J’ai relevé une foison de contrastes : la vie, la mort / l’amour, la haine / l’ancien, le jeune / le père, le fils / le court, le long / le passé, le présent / le rêve, le cauchemar / le bonheur, le malheur / la joie, la douleur / la beauté, l’horreur / le géant blond, la petite brune / la force, la faiblesse / la clarté, l’obscurité / l’ange, l’archange / Dieu, Satan, comme des croquis à l’encre de chine qui se colleraient à l’écriture pour lui donner plus de force.

Pour terminer, quelques définitions :

L’hiver : on verra les arbres perdre leurs feuilles et le cours des fleuves s’arrêter

Le rêve : les hommes marcheront sans bouger, ils parleront à ceux qui ne sont pas là, ils entendront parler ceux qui ne disent rien…

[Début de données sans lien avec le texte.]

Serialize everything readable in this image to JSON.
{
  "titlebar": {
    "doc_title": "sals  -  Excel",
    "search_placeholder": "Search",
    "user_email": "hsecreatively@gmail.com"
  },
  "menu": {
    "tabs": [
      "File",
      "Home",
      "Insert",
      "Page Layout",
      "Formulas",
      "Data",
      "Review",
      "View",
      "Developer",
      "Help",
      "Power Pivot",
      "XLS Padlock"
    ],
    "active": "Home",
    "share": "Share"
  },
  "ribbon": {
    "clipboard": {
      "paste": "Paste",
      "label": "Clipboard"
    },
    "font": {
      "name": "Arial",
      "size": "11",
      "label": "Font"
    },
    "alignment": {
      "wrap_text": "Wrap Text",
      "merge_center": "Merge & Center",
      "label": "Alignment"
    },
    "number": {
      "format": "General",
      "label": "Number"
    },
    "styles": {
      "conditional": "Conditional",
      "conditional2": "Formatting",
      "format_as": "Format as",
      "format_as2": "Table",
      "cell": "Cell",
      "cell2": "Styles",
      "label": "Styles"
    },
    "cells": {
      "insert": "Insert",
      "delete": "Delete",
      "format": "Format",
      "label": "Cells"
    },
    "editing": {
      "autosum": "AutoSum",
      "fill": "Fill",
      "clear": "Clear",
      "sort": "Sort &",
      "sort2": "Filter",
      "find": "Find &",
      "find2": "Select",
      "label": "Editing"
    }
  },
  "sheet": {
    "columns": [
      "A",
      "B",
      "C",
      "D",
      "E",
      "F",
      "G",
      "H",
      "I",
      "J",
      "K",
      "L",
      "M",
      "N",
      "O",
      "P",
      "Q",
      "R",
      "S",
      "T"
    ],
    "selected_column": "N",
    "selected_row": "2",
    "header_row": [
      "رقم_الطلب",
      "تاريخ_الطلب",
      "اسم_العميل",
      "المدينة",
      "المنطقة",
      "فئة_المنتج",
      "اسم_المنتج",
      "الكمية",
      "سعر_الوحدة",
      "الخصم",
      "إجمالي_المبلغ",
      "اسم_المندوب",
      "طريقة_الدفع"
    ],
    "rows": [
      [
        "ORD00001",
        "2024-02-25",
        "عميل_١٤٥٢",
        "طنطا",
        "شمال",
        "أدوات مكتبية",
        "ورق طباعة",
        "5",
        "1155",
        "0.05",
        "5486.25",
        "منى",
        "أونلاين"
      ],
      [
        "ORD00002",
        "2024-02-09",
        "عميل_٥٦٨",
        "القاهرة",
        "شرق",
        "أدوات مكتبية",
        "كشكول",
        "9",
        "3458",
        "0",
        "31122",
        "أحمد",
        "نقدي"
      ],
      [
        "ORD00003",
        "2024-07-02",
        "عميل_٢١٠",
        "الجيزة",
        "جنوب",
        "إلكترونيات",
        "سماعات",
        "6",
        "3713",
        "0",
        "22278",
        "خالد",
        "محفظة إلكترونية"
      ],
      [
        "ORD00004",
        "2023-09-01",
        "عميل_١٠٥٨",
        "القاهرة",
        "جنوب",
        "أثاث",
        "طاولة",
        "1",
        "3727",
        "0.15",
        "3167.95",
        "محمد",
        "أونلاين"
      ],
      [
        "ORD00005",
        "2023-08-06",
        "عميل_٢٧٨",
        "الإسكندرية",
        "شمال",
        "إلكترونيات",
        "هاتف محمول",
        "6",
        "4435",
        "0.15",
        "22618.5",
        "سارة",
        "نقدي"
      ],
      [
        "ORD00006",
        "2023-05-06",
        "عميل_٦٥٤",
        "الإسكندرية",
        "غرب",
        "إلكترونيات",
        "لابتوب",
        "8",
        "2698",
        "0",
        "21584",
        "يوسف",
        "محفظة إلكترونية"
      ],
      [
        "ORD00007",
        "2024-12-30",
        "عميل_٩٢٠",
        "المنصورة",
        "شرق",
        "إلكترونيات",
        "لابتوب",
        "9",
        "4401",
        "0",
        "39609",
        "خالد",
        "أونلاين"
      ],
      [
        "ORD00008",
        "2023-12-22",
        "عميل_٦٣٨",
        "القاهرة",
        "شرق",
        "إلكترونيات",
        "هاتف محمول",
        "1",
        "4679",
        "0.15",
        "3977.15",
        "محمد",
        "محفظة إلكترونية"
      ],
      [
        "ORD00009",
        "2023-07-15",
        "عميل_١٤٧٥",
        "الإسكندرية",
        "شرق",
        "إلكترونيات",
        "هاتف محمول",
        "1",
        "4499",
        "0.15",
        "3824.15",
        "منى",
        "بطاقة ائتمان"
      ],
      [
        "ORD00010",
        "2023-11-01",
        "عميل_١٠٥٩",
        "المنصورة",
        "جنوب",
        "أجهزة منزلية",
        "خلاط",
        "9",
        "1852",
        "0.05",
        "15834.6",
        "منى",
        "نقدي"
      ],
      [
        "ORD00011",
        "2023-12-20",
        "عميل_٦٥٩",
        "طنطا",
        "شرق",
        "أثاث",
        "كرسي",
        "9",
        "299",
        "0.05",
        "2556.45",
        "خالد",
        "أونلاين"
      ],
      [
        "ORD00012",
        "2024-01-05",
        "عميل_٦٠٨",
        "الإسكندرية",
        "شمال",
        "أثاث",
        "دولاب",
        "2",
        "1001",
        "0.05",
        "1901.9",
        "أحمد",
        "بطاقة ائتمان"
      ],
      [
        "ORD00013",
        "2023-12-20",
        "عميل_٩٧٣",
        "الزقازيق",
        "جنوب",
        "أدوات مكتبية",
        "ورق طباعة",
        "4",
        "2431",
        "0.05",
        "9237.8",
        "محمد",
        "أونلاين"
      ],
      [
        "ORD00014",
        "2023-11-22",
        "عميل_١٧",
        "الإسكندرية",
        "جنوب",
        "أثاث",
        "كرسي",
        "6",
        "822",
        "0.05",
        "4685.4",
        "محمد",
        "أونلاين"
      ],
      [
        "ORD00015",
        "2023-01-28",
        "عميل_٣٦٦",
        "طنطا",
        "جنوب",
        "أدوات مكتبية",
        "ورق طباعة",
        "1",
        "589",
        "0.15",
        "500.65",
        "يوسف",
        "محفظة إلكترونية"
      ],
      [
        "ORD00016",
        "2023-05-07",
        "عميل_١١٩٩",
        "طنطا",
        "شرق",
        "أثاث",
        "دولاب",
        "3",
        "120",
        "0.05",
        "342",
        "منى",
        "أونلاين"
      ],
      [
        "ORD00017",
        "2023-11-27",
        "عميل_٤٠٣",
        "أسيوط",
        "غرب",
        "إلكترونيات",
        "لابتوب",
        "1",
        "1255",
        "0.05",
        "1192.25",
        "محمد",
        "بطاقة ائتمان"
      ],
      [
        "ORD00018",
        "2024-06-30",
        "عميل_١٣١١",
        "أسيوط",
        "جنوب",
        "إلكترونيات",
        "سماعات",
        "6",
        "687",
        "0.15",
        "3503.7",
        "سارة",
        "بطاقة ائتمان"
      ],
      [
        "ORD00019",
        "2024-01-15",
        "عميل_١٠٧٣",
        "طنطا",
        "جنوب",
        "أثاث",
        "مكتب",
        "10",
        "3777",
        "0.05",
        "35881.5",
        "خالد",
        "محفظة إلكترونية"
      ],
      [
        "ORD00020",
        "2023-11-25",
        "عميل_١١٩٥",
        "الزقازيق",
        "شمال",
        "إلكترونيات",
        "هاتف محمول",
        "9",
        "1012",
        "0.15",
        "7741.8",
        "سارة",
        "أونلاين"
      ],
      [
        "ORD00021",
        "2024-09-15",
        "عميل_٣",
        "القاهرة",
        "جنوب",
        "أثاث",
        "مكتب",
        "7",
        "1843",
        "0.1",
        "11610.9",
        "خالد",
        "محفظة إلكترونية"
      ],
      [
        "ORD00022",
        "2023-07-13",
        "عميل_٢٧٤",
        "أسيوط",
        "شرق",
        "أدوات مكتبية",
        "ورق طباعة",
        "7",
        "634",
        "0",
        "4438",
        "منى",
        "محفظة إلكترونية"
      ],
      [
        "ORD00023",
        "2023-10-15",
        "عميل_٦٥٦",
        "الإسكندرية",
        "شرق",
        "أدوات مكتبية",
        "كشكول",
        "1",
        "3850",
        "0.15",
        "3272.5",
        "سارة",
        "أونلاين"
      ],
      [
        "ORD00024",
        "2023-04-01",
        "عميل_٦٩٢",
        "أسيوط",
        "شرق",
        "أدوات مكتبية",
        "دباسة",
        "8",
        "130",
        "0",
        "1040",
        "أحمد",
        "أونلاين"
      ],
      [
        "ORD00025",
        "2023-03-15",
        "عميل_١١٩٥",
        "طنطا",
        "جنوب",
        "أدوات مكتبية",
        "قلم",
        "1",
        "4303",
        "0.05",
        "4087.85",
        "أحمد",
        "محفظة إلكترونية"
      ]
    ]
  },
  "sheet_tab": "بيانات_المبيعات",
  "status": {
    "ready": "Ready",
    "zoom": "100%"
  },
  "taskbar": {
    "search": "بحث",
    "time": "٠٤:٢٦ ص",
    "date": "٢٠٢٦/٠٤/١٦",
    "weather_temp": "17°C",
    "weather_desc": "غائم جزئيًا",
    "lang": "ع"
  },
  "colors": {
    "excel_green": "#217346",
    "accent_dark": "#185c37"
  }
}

La mort : être infiniment petit et infiniment grand à la fois. Avoir la conscience exacerbée au point de révéler son esprit à l’Univers, son âme à Dieu et sa haine à son frère Lucifer

J’ai beaucoup aimé ce livre que Célestine m’a offert pour le Swap de Noël. Elle sera rassurée ! Ma recherche sur l’histoire de Léonard de Vinci va continuer. Je vais à mon tour m’employer à le décortiquer pour tout savoir de lui !

L’auteur, Didier Convard, est né le 16 janvier 1950 à Paris. Il a été dessinateur, scénariste de BD et écrivain. Il fera vivre le prochain Astérix (sortie prévue en octobre prochain -source BFMTV !- car Uderzo passe la main.)